Unseen Waterloo shows the humanity behind the battle

A few years ago I wrote a book about Waterloo. Called Dancing Into Battle, it viewed the most famous of 19th-century military clashes from the vantage point offered by the frantic social life of British expats in Brussels.

Before Napoleon escaped from Elba and embarked upon the Hundred Days, the sort of people who appear in Jane Austen's novels believed that peace had broken out and that they could live cheaply (and beyond the reach of their creditors) on the Continent. The famous Duchess of Richmond's Ball, on the eve of the Battle of Quatre Bras, two days before Waterloo, was just one of many such social events.

The 200th anniversary of the battle has forced me to brush up my Waterloo lore as I was asked to write a prefatory essay to an exhibition of photographs called Unseen Waterloo taking place at Somerset House.

Now, anyone who visited the Tate's recent exhibition Salt & Silver: Early Photography 1840-1860 will know that photographs only began to appear at the end of the 1830s. Alas, Unseen Waterloo has not discovered a cache predating those by a quarter of century.

Instead what photographer Sam Faulkner has done is depict the men who fought and died at Waterloo as they would have looked had they, like those who fought and died a century later in Flanders, had their pictures taken as keepsakes for those at home. For the past five years Faulkner has travelled to Belgium to document the annual re-enactment of the battle that, during a single summer's day, decided the course of European history for a century to come.

It is as if someone had erected a ritzy photo booth on the battlefield itself and asked the combatants to step in before the conflict. It is a genre that Faulkner likes to call Creative Reportage.

Nineteenth-century portrait photography is endlessly fascinating and I can look long at the work of Nadar and still find things to discover: the wild staring eyes and tight, creased half-unbuttoned waistcoat in the famous picture of Baudelaire, the almost caricatural way in which the permed head of Berlioz perches atop a cloth-wound neck.

There is an engaging paradox about capturing an instant that is the sum of all the instants of the subject's life to that point, to create an image that remains to be consulted years, decades and generations afterwards.

Unseen Waterloo offers a parade of human faces, peering out from life-size photographs hung in the grand riparian rooms of Somerset House, with character written into every fleshy jowl, laconic half-smile, narrowed eye and smoke-smeared cheek. On the whole the pose is rigid and the composition that of a police line-up.

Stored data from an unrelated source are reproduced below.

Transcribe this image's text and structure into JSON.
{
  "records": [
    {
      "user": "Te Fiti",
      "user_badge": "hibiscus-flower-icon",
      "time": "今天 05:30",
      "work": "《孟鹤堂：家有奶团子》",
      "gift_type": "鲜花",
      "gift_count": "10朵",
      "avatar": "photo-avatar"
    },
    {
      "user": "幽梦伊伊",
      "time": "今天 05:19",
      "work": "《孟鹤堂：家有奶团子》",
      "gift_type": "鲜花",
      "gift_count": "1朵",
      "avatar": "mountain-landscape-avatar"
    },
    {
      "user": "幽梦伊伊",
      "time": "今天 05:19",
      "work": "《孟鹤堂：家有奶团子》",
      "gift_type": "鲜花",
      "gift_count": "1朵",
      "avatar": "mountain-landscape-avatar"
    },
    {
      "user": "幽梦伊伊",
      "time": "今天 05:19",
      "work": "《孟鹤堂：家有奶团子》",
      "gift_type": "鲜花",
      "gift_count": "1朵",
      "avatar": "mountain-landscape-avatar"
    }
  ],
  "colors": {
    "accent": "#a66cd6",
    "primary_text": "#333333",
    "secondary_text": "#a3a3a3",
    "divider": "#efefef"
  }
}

This uniformity of presentation is both a commentary on our largely statistical understanding of the battle that views men as components of units, and simultaneously an invitation to discover each character as an individual. We are, of course, aware that these are re-enactors, an interesting breed in themselves; but the straightforward documentary composition of the pictures avoids descent into pastiche of a Georgette Heyer/Quality Street tin variety.

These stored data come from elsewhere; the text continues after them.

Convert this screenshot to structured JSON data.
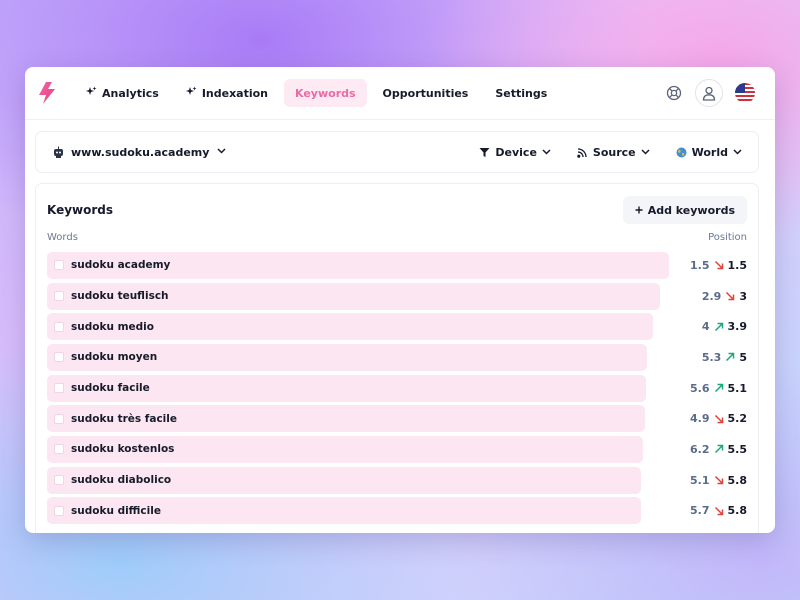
{
  "nav": {
    "tabs": [
      {
        "label": "Analytics",
        "spark": true,
        "active": false
      },
      {
        "label": "Indexation",
        "spark": true,
        "active": false
      },
      {
        "label": "Keywords",
        "spark": false,
        "active": true
      },
      {
        "label": "Opportunities",
        "spark": false,
        "active": false
      },
      {
        "label": "Settings",
        "spark": false,
        "active": false
      }
    ],
    "icons": [
      "logo-bolt-icon",
      "help-buoy-icon",
      "user-icon",
      "us-flag-icon"
    ]
  },
  "filterbar": {
    "site": "www.sudoku.academy",
    "filters": [
      "Device",
      "Source",
      "World"
    ]
  },
  "panel": {
    "title": "Keywords",
    "add_label": "Add keywords",
    "col_words": "Words",
    "col_position": "Position"
  },
  "rows": [
    {
      "keyword": "sudoku academy",
      "prev": "1.5",
      "trend": "down",
      "current": "1.5",
      "bar": 1.0
    },
    {
      "keyword": "sudoku teuflisch",
      "prev": "2.9",
      "trend": "down",
      "current": "3",
      "bar": 0.985
    },
    {
      "keyword": "sudoku medio",
      "prev": "4",
      "trend": "up",
      "current": "3.9",
      "bar": 0.975
    },
    {
      "keyword": "sudoku moyen",
      "prev": "5.3",
      "trend": "up",
      "current": "5",
      "bar": 0.965
    },
    {
      "keyword": "sudoku facile",
      "prev": "5.6",
      "trend": "up",
      "current": "5.1",
      "bar": 0.963
    },
    {
      "keyword": "sudoku très facile",
      "prev": "4.9",
      "trend": "down",
      "current": "5.2",
      "bar": 0.962
    },
    {
      "keyword": "sudoku kostenlos",
      "prev": "6.2",
      "trend": "up",
      "current": "5.5",
      "bar": 0.958
    },
    {
      "keyword": "sudoku diabolico",
      "prev": "5.1",
      "trend": "down",
      "current": "5.8",
      "bar": 0.955
    },
    {
      "keyword": "sudoku difficile",
      "prev": "5.7",
      "trend": "down",
      "current": "5.8",
      "bar": 0.955
    }
  ],
  "colors": {
    "accent": "#ec6aa6",
    "bar": "#fbe6f1",
    "up": "#19a87a",
    "down": "#e0433a"
  }
}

But it is also about the spectacle of battle, and the gorgeous gaudy uniforms.

Bernard Buffet, the French figurative painter, once did a series of paintings called Les Plaisirs de la Guerre. "One thing that struck me about the Empire, the first Empire, was that actually they enjoyed fighting wars," he said. "It was beautiful. They wore elegant clothes to fight in. For them war was a party." Although I am not sure I follow Buffet's analysis of the Napoleonic wars as a party, Sam Faulkner's photographs show they certainly knew how to dress for it. And if the success of the Sharpe franchise is anything to go by, this should be a popular show this summer.